Roznegliżowana Doda promuje swój nowy singiel na mrozie. Przesada?
Zima nie odpuszcza, w prognozach mróz i śnieg, ale promocja musi być! A mistrzyni autopromocji jest tylko jedna. Doda idzie jak burza, w myśl powiedzenia "co cię nie zabije, to cię wzmocni". Frekwencyjne szczyty zdobywa film "Dziewczyny z Dubaju", którego jest producentem kreatywnym, a jej najnowszy singiel oraz clip do piosenki "Fake love" ma już milion wyświetleń na YouTubie.

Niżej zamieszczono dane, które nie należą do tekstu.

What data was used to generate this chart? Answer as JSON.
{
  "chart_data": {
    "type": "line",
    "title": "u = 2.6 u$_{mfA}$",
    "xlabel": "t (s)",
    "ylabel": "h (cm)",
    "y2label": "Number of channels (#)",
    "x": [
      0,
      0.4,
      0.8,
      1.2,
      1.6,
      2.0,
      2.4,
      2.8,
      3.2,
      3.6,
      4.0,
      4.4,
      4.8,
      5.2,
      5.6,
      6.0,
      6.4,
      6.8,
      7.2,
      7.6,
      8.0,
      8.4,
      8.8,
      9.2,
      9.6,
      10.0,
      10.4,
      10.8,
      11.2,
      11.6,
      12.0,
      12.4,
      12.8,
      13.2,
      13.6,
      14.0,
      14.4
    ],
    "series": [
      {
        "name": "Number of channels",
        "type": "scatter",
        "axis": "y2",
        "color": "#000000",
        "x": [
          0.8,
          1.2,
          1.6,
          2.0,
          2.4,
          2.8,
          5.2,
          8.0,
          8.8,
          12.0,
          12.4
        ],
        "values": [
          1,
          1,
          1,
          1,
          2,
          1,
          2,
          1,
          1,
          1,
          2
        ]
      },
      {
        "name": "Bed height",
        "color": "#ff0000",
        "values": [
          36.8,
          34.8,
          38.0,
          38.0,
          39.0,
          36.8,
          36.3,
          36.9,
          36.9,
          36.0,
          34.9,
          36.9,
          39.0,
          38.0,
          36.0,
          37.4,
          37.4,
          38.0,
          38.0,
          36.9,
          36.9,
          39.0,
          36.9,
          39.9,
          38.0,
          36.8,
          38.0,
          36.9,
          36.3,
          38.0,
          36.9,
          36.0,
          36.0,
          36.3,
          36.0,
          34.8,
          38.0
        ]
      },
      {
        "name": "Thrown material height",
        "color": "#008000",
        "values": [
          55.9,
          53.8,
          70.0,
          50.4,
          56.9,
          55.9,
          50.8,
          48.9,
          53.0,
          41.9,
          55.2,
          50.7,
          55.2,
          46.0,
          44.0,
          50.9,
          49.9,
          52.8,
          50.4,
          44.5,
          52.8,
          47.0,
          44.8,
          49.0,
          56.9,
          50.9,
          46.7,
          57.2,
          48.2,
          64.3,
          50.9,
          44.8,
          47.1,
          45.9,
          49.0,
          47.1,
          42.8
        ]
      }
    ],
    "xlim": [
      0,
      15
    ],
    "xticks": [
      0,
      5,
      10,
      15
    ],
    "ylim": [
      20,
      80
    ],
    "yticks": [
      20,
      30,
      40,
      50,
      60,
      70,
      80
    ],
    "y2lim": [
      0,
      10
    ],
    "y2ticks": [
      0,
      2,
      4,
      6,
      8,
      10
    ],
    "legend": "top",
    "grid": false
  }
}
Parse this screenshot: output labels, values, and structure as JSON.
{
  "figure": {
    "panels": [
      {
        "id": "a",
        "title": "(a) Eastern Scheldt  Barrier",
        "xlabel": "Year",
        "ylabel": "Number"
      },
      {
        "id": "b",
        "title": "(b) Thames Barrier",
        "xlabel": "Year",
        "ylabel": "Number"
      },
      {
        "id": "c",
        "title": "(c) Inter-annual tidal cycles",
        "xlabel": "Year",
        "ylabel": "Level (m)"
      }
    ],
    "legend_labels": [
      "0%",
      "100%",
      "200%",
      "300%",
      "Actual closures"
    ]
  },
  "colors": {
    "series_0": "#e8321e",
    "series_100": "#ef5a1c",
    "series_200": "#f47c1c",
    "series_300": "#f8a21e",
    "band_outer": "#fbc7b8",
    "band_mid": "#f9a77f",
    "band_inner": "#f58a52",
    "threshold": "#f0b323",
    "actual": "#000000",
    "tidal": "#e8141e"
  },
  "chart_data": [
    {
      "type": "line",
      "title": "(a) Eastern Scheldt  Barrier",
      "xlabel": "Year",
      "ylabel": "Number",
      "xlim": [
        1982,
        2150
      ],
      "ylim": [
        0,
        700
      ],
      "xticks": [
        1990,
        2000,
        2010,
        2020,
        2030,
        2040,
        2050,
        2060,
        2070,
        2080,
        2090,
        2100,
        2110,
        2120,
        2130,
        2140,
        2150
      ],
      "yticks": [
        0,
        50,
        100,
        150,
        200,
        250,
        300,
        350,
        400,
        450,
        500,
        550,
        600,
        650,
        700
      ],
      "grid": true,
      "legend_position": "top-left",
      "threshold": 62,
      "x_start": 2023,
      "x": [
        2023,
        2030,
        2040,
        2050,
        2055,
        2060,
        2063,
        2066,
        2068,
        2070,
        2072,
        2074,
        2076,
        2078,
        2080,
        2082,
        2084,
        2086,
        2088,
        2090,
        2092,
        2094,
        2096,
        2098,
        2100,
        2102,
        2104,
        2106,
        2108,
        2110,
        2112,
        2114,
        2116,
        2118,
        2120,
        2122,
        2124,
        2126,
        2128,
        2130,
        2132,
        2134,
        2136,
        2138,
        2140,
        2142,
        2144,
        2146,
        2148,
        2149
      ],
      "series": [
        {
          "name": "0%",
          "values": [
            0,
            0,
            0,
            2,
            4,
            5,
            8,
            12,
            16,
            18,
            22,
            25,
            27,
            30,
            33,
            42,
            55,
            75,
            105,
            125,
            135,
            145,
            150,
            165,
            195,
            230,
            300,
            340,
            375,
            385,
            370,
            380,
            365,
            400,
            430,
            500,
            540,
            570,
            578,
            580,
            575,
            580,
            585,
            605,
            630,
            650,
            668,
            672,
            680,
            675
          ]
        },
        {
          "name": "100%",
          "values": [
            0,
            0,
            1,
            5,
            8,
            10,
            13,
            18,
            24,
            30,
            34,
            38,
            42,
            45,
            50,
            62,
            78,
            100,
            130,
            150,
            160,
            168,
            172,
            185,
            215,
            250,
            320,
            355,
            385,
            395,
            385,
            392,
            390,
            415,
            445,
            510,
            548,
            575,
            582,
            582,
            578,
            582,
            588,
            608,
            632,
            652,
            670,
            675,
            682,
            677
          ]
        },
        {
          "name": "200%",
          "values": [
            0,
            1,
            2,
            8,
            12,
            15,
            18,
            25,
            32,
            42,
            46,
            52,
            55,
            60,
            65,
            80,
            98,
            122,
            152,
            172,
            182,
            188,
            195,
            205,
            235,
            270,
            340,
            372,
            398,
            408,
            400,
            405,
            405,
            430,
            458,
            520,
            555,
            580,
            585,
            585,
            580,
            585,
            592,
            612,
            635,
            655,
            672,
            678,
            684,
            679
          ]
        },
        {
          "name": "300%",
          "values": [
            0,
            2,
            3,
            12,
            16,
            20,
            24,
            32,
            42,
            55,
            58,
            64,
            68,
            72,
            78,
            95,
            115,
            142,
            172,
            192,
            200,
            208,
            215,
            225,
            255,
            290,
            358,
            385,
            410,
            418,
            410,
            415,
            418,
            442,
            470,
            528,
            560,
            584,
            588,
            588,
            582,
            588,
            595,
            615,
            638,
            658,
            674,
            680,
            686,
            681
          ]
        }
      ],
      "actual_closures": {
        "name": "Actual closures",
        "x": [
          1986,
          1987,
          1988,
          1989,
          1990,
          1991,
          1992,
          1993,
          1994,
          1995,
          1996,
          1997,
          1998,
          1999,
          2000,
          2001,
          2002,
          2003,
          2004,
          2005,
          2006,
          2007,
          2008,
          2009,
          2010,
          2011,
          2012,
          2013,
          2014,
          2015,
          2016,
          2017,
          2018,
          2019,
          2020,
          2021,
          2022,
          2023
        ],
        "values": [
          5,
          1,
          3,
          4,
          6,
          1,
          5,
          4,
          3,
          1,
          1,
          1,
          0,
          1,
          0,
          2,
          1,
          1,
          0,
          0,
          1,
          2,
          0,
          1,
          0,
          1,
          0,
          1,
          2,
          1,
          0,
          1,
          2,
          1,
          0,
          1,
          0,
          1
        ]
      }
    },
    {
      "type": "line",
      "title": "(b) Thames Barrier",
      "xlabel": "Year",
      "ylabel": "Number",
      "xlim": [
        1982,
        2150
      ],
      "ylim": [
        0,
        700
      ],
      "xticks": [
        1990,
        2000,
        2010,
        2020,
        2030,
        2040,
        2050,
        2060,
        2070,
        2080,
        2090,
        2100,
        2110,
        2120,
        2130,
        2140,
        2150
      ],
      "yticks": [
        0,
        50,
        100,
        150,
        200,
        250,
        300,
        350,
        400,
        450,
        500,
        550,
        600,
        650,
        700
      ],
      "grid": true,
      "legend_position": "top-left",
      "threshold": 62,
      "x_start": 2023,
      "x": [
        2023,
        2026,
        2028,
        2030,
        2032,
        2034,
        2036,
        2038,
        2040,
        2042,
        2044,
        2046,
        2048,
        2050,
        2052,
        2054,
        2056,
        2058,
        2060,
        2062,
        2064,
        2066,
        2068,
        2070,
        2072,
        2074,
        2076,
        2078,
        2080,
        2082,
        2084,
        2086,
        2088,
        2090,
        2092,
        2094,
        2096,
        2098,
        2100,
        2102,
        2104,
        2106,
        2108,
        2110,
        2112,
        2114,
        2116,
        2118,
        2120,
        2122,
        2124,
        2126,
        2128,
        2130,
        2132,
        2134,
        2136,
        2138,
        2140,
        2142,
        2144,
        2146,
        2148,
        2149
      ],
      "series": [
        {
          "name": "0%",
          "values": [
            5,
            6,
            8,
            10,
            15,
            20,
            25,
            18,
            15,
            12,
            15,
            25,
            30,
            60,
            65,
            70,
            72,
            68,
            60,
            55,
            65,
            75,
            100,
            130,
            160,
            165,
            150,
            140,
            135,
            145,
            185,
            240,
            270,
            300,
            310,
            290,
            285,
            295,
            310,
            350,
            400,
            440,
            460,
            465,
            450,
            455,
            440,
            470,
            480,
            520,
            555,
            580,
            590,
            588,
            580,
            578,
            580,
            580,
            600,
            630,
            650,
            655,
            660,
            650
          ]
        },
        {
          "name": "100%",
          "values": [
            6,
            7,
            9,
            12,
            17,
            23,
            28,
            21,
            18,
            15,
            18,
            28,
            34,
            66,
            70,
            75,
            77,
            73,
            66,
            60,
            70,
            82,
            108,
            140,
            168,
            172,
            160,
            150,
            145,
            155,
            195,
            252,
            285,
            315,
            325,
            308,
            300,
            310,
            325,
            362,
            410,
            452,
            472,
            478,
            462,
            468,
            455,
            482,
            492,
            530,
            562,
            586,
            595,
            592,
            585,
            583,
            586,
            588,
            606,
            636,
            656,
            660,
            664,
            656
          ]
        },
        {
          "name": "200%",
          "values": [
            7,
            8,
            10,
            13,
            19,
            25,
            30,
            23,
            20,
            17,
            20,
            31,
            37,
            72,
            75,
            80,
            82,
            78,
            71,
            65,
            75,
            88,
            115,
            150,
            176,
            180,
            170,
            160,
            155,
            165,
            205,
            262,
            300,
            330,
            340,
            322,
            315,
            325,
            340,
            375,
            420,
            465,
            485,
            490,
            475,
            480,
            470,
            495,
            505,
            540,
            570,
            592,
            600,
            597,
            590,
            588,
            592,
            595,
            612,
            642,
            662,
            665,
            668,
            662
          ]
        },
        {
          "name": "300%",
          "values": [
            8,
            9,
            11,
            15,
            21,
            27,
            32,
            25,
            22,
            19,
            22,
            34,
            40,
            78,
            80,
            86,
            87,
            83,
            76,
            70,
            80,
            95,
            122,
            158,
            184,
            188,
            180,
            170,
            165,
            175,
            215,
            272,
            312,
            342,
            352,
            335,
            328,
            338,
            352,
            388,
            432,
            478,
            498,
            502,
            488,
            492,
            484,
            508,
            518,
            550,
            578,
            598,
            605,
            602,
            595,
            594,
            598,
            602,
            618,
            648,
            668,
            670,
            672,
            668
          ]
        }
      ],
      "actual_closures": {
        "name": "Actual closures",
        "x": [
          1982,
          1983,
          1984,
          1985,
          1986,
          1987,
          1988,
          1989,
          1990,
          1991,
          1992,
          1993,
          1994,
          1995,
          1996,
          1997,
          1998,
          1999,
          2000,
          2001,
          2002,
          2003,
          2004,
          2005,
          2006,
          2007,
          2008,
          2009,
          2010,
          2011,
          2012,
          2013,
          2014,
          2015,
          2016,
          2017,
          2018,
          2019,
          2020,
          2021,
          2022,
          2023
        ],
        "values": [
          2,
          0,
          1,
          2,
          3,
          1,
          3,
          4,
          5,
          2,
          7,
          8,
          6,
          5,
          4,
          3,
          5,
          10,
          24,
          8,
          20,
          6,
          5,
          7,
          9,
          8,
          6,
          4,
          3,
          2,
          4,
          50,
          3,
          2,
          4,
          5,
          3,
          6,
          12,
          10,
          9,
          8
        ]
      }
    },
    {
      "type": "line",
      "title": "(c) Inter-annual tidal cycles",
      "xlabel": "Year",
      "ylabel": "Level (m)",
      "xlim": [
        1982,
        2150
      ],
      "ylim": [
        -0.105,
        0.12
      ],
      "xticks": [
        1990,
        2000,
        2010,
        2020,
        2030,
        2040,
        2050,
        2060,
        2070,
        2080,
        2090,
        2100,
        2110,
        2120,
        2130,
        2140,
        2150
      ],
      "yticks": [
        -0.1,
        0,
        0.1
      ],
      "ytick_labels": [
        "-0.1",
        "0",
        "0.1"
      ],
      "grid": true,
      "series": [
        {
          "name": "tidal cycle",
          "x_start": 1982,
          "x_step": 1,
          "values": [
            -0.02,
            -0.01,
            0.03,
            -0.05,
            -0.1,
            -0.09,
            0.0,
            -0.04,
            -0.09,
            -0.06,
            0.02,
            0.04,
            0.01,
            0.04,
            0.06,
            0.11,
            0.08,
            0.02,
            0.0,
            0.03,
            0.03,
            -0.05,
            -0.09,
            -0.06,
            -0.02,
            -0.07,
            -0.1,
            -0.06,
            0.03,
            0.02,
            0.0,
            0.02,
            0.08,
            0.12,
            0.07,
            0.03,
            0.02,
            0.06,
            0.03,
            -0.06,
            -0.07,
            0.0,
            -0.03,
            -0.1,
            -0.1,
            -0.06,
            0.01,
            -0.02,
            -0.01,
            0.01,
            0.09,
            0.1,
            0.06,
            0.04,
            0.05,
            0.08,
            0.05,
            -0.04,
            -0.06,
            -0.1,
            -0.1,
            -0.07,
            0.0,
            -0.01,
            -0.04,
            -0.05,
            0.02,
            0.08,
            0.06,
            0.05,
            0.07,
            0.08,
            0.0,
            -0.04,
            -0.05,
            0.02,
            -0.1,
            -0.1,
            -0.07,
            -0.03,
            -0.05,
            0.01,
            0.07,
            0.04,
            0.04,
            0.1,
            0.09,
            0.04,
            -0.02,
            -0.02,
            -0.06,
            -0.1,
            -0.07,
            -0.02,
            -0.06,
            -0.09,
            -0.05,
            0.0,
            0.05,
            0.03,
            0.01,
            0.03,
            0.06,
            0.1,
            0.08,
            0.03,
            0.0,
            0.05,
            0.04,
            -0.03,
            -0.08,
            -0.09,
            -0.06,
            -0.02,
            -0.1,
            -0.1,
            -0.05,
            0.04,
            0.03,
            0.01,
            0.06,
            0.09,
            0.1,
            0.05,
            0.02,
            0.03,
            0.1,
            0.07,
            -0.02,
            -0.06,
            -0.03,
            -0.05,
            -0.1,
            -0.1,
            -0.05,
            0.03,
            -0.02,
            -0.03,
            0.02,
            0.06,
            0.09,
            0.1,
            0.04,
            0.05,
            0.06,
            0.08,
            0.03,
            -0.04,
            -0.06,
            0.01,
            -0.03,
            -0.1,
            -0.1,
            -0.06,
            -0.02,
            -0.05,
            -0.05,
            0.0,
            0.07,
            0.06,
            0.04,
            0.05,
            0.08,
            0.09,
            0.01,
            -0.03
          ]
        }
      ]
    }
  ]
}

Można śmiało powiedzieć, że "królowa popu" w Nowy Rok weszła krokiem godnym koronowanej głowy, a na pewno z wysoko podniesioną głową, gotowa, by ponownie zdobyć szczyty list przebojów. W tym roku piosenkarka świętuje dwudziestolecie pracy artystycznej, a 15 lutego będzie obchodziła 38 urodziny i to może być jej rok.
Oczywiście Doda nie byłaby sobą, gdyby nie ściągnęła uwagi fotoreporterów w mroźny poranek, gdy upajała się widokiem okładki swojego singla w rozmiarze XXL, w "sznurowanej", seksownej, czarnej, stylizacji, zaczerpniętej prosto z czerwonego dywanu MTV VMA. Ciekawe, co na to powiedziałaby Jennifer Lopez? Co za poświęcenie, co za kreacja, co za show!